Jojola looked at the street signs on the corner. West Forty-fourth Street and Sixth Avenue. The van then lurched forward; at Fifth Avenue it turned south.

A block away, Khalif carefully moved down the sidewalk, ready to duck into a store entrance or behind some other pedestrian in case Rashad turned around. He'd just about given himself away shouting out a warning as his friend stepped out in front of the white van. But the screeching of the car's tires and the honk of an irritated cabbie who'd also had to pull up short covered his voice.

A half hour earlier, he'd been at the basketball courts, playing H-O-R-S-E with the Karp twins when Rashad entered the gate and said he wanted to talk. "Away from these two," he'd said, indicating the boys.

When they were out of earshot, Rashad hugged his friend. It was a long hug, accented by strong slaps to Khalif's back.

"What was that for?" Khalif said with a grin. It had been a while since they'd talked much. Rashad was always off with his new friends-Khalif assumed that meant the Arabs-and his anti-American rhetoric had grown until Khalif wasn't comfortable around him anymore. But he still loved Rashad like a brother and was hoping the hug was a sign of a thaw in their relationship.

"Just…just that I'm going away for a while," Rashad said, his voice hitching a little. "And I just wanted to say I love you, man. Whatever happens, I wanted you to know that."

"Now hold on, dawg, you're scaring me," Khalif said. "What do you mean you're going away? And what's this shit about whatever happens? Are you in trouble?"

Rashad shook his head. "No, not anymore," he said. "My trouble, our trouble, is behind us. There ain't nothin' I can do to change the past, but there is something I can do to change the future."
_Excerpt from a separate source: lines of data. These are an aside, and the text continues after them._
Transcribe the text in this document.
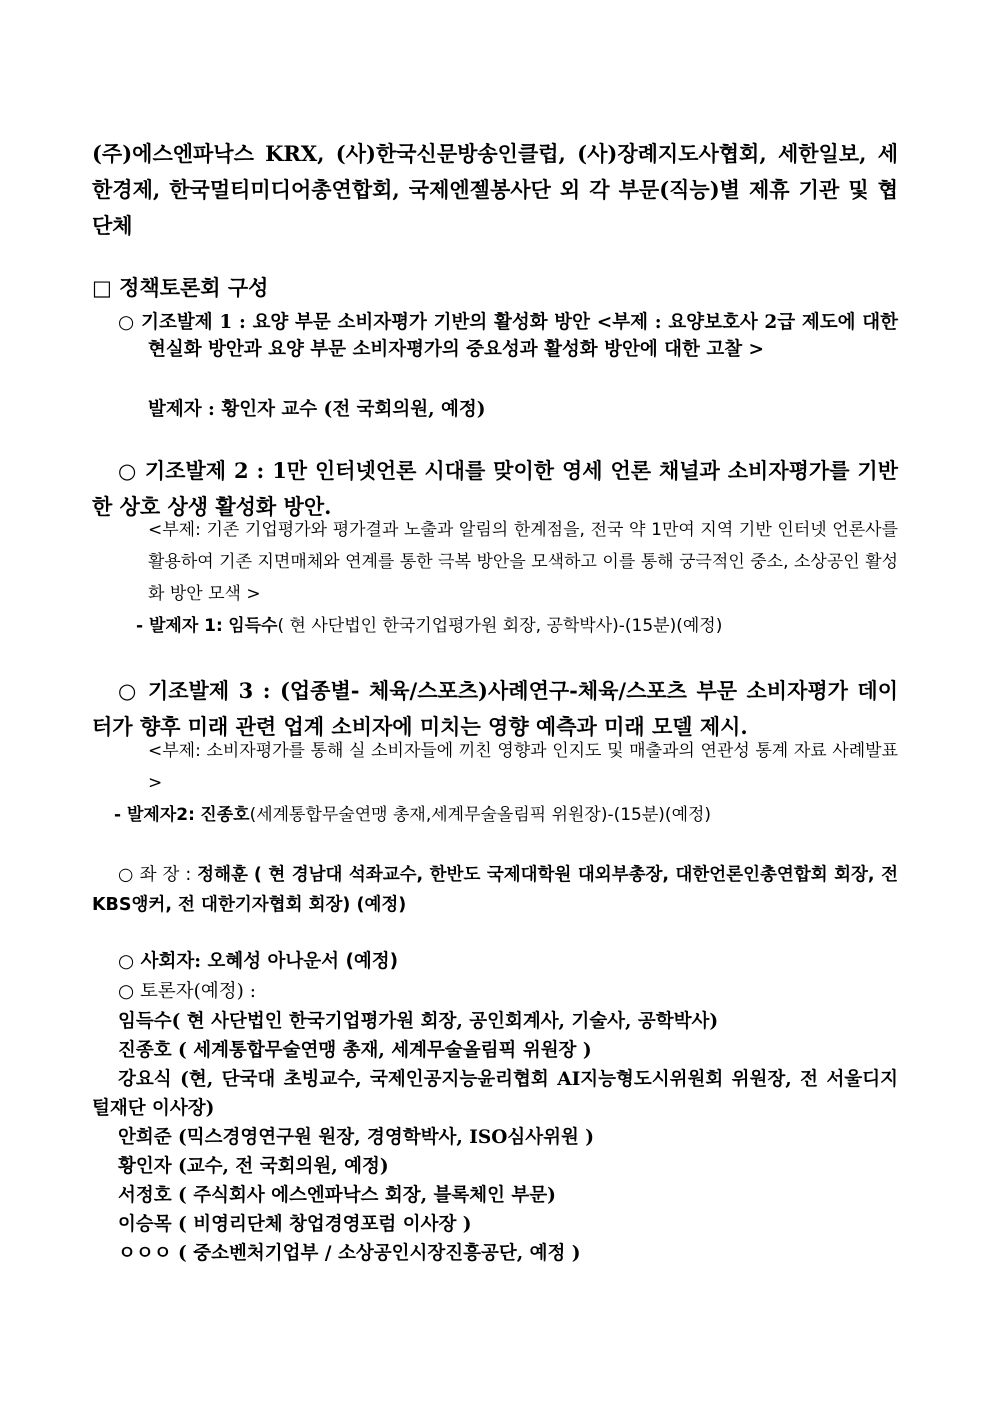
(주)에스엔파낙스 KRX, (사)한국신문방송인클럽, (사)장례지도사협회, 세한일보, 세한경제, 한국멀티미디어총연합회, 국제엔젤봉사단 외 각 부문(직능)별 제휴 기관 및 협단체

□ 정책토론회 구성

○ 기조발제 1 : 요양 부문 소비자평가 기반의 활성화 방안 <부제 : 요양보호사 2급 제도에 대한 현실화 방안과 요양 부문 소비자평가의 중요성과 활성화 방안에 대한 고찰 >

발제자 : 황인자 교수 (전 국회의원, 예정)

○ 기조발제 2 : 1만 인터넷언론 시대를 맞이한 영세 언론 채널과 소비자평가를 기반한 상호 상생 활성화 방안.

<부제: 기존 기업평가와 평가결과 노출과 알림의 한계점을, 전국 약 1만여 지역 기반 인터넷 언론사를 활용하여 기존 지면매체와 연계를 통한 극복 방안을 모색하고 이를 통해 궁극적인 중소, 소상공인 활성화 방안 모색 >

- 발제자 1: 임득수( 현 사단법인 한국기업평가원 회장, 공학박사)-(15분)(예정)

○ 기조발제 3 : (업종별- 체육/스포츠)사례연구-체육/스포츠 부문 소비자평가 데이터가 향후 미래 관련 업계 소비자에 미치는 영향 예측과 미래 모델 제시.

<부제: 소비자평가를 통해 실 소비자들에 끼친 영향과 인지도 및 매출과의 연관성 통계 자료 사례발표>

- 발제자2: 진종호(세계통합무술연맹 총재,세계무술올림픽 위원장)-(15분)(예정)

○ 좌 장 : 정해훈 ( 현 경남대 석좌교수, 한반도 국제대학원 대외부총장, 대한언론인총연합회 회장, 전 KBS앵커, 전 대한기자협회 회장) (예정)

○ 사회자: 오혜성 아나운서 (예정)

○ 토론자(예정) :

임득수( 현 사단법인 한국기업평가원 회장, 공인회계사, 기술사, 공학박사)
진종호 ( 세계통합무술연맹 총재, 세계무술올림픽 위원장 )
강요식 (현, 단국대 초빙교수, 국제인공지능윤리협회 AI지능형도시위원회 위원장, 전 서울디지털재단 이사장)
안희준 (믹스경영연구원 원장, 경영학박사, ISO심사위원 )
황인자 (교수, 전 국회의원, 예정)
서정호 ( 주식회사 에스엔파낙스 회장, 블록체인 부문)
이승목 ( 비영리단체 창업경영포럼 이사장 )
ㅇㅇㅇ ( 중소벤처기업부 / 소상공인시장진흥공단, 예정 )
"What in the hell are you talking about, homes?"

"I can't talk about it. At least not now, maybe someday. I got to go, but I just wanted to say…later, my man."

Rashad left the court and began walking north up Sixth Avenue. As Khalif watched him go, the twins came up.

"Is everything all right?" Giancarlo asked.

At first Khalif didn't answer. Then he shook his head. "I don't think so, G-man," he said. "I know that man better than I know myself. He just told me good-bye-like a forever good-bye-and I don't know why but it scares me." He was quiet again, then turned to the boys.

"Sorry, homies, I got to find out what he's up to. I'll catch you on the flip-flop."

Khalif had followed Rashad all the way up Sixth Avenue to Forty-fifth Street and then west across Seventh Avenue at Times Square.